Wal-Mart has its own profitable in-store TV network that makes shoppers aware of new promotions. LCD screens are ubiquitous. In store LCD’s will be networked and customizable offering you the ability to promote your own goods and services or make money by promoting other complimentary services.
HD video screens are popping up everywhere – why not in your lobby or reception where you can get a jump-start on first impressions and also take advantage of a captive audience.
Yep, ‘there’s an Ap for that’. Mobile video will soon be the largest video category outside of broadcast. In the short-run, mobile video will consist of hastily re-purposed video made to fit on a mobile device. It will quickly evolve into a much more specific format – i.e. five to fifteen second hyper targeted messages that are part of geo-located (‘location aware’) and micro-niched promotions. Adding mobility (true context) to video will generate many new uses and formats for video.

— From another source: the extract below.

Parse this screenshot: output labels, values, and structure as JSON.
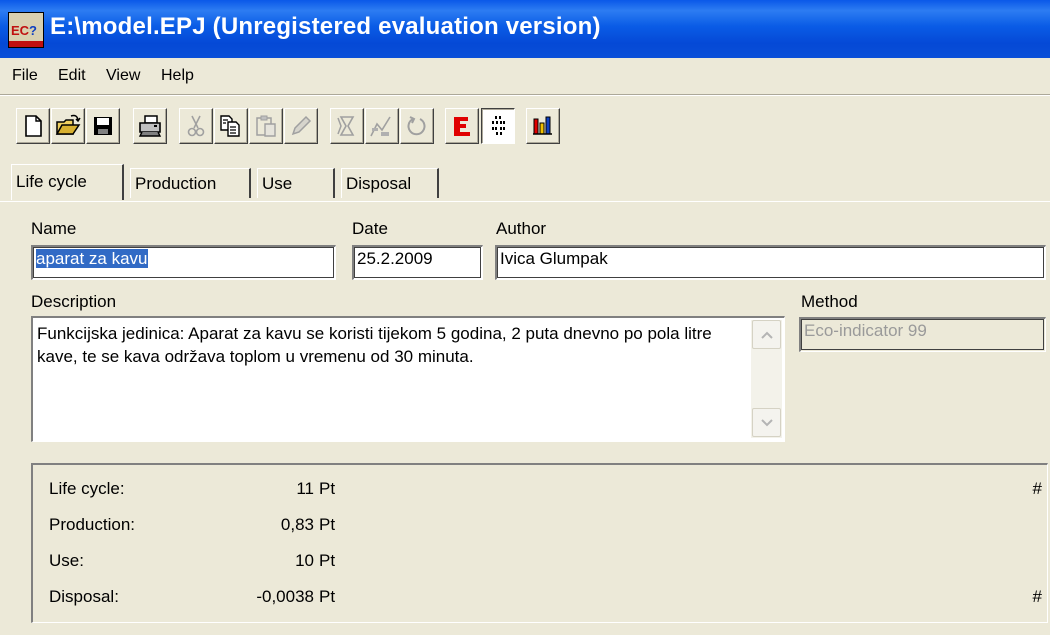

Market research firms are now capturing the anecdotal feedback along with the raw statistics of their research. If a picture is worth a thousand words then a video of your customer describing her likes and dislikes of your new product is priceless. Go to YouTube to see how people are describing your products and services.
Video white papers have evolved over the last years from basically a person reading a white paper on camera (what’s the point) to a professional delivery that is accompanied by charts, graphs and other visual references to make the presentation more valuable.
Some video production companies specialize in helping companies deliver serialized video content to their customers. Like the name implies video content is created on a regular basis (usually monthly) that customers and prospects can view through a subscription service. While it makes sense to apply tradition formats to new technology and ideas, not all ideas transfer as elegantly as others.
Personalize your brand. Open up the cultural veil and let customers and products understand who you are – a group of humans rather than a ‘brand’. Authenticity is important.